Happy American Education Week! To help us celebrate, Katherine Prince of KnowledgeWorks invites you to join her on an exploratory mission to 2025–a future of education in which museums play a starring role. You can review CFM’s work with Knowledgework on this topic in the report Building the Future of Education: Museums and the Learning Ecosystem. Follow Katherine and KnowledgeWorks on Twitter and comment below to help build the next era of learning.
Let’s look ahead to possibilities for learning in 2025 and how museums might contribute to creating resilient learning ecosystems that help communities, individuals, and the education sector adapt to changing needs. What if…
…Public funding for community-wide learning venues such as museums, libraries, and parks were viewed as being an integral part of the investment in public education?
…The health of an education organization or system were measured by the strength of its relationships with varied partners?
Such changes could emerge from moving toward viewing learning institutions, including museums, as standalone structures, to treating them as interconnected contributors to flexible value webs comprised of many kinds of organizations and resources. In a vibrant learning grid or ecosystem, learners could move smoothly across such value webs, accessing the experiences and resources they needed when and in ways that made sense for them. And learning ecosystems would have greater resilience in navigating system shocks that are likely to result as people navigate increasingly volatile conditions resulting from the changing nature of work, growing income disparity, and increasing environmental volatility.
KnowledgeWorks’ forthcoming forecast, The Future of Learning: Education in the Era of Partners in Code, explores such possibilities for education in 2025 and invites each of us to consider what role we might play in shaping the future of learning. I think that museums could be critical in fostering new approaches to making learning ecosystems vibrant for all young people, both by bringing more learners to their buildings in more flexible ways and by surfacing their resources for use in other places.

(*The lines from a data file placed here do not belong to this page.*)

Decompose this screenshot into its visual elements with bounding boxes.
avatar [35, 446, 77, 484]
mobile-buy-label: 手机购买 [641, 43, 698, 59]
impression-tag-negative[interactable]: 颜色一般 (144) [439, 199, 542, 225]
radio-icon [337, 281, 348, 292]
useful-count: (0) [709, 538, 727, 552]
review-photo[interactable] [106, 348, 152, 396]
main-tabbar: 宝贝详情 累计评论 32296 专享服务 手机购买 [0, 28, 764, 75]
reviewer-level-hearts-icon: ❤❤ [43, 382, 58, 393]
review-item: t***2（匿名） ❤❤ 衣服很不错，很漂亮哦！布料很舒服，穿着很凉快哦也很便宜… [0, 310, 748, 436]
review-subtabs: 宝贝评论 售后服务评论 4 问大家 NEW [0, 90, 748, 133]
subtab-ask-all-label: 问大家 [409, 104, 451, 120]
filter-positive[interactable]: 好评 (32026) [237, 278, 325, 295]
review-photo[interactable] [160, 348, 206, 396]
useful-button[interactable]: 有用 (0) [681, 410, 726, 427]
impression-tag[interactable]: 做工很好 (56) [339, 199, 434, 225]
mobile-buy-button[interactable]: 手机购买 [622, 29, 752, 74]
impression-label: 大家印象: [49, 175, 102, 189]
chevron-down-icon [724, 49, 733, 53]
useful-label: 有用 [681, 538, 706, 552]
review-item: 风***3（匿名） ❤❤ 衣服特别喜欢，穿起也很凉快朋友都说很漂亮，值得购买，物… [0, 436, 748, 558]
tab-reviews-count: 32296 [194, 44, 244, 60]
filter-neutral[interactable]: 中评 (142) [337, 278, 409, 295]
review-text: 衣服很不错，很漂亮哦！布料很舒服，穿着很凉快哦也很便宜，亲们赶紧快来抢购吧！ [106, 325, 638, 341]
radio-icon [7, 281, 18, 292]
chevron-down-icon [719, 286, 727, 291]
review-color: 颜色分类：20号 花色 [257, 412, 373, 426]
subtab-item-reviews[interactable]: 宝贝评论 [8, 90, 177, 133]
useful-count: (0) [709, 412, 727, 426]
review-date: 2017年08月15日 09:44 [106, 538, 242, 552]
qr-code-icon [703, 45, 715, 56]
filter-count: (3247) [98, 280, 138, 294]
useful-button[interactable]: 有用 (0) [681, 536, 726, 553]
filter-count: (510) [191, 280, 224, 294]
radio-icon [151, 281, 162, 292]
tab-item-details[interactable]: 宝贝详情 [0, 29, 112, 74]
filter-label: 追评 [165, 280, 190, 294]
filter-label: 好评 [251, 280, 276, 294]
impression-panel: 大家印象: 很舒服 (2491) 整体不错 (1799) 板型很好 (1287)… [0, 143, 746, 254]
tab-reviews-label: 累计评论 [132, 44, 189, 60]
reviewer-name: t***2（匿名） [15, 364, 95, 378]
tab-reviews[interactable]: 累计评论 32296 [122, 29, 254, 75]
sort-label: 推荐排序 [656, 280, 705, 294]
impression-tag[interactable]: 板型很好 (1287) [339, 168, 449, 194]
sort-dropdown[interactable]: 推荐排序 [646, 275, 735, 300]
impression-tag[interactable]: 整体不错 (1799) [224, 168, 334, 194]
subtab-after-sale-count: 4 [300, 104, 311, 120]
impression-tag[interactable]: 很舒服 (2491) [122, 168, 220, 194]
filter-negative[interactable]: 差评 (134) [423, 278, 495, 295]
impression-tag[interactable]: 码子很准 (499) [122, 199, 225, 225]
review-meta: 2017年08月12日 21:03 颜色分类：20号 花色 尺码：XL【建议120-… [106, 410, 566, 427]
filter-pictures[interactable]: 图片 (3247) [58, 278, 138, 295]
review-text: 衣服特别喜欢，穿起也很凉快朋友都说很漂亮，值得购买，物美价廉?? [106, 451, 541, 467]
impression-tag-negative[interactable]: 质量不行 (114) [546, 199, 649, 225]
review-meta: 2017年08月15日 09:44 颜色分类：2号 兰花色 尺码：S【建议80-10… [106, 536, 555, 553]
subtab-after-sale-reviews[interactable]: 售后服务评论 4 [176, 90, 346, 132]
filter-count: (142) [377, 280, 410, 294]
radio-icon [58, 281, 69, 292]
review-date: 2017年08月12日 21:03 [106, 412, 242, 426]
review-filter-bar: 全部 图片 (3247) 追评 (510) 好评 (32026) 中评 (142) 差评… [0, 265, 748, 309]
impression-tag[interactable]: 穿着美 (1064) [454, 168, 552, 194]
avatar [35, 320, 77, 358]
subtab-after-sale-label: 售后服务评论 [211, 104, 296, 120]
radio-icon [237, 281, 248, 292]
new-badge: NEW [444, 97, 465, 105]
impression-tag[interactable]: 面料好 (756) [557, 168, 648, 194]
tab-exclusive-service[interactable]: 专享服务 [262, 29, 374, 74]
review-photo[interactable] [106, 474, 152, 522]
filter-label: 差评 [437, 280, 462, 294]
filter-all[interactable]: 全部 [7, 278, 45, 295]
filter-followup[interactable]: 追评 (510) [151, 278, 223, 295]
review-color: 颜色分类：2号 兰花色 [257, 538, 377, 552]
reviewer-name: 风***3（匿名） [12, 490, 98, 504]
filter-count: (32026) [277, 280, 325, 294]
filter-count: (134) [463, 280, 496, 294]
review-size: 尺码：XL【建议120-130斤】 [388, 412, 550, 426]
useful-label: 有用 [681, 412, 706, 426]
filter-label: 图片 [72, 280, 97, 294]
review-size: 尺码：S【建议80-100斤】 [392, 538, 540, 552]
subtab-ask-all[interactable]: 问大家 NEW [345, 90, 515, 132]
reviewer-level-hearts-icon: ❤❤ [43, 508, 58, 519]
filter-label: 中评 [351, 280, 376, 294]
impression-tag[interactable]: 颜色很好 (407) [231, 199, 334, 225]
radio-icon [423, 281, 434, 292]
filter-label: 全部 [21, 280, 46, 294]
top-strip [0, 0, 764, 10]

Think way beyond traditional field trips or even today’s movement toward sharing museum assets as open education resources or creating city-wide networks of extended learning opportunities. Think custom learning journeys that learners and their families craft with learning pathway designers and which many kinds of learning journey mentors help learners carry out. Think pop-up reality productions that immerse young people in learning, if only for a brief time. Think fluid school structures based around networks and relationships instead of fixed places. Think community-wide competency maps that surface the resources available to support learning and help people understand how and when they might be used.
Some moves are already afoot to foster broadly defined, interconnected learning ecosystems. For example:
· Cities of Learning is a national U.S. effort to surface and connect cities’ many resources helps youth of all backgrounds develop curiosity, resilience, and 21stcentury skills. How might museums extend current efforts to link up learning across communities?
· The Tiny Schools Project from 4.0 Schools supports entrepreneurs in testing new types of schools at small scale before attempting to extend their reach, with ten to fifteen students and their families giving high-frequency feedback on pilots that challenge fundamental assumptions about how school works today. What roles might museums play if school looked different? When and in what ways could going to a museum be “school”?
· Through Next-Gen Learning Hubs, six U.S. regions are building off cities’ assets and bringing together partners to create innovative student-centered learning ecosystems. How might museums help make education more personalized and more passion-based?
These are just some developments emerging today. Looking beyond them to the promise of a vibrant learning grid of 2025, what might it take for museums to play a central role in making learning ecosystems more resilient? What might that mean not just for how museums operate but also for how they are funded and evaluated?
To explore such possibilities further, sign upto get alerted when The Future of Learning: Education in the Era of Partners in Code launches in early December.
Imagine many smaller schools groups of K-12 in which there are no drop outs and every kid goes to college. Where the older kids help educate the younger ones (often brothers and sisters and relatives) and set behavior examples for the middle graders.
Such schools exist, they are public schools, often in rural areas and of average or lower income. Where every aspect of a community are utilized educate kids and athletic pride is every kid because there are no elite kids–there are not enough numbers for stud athletes.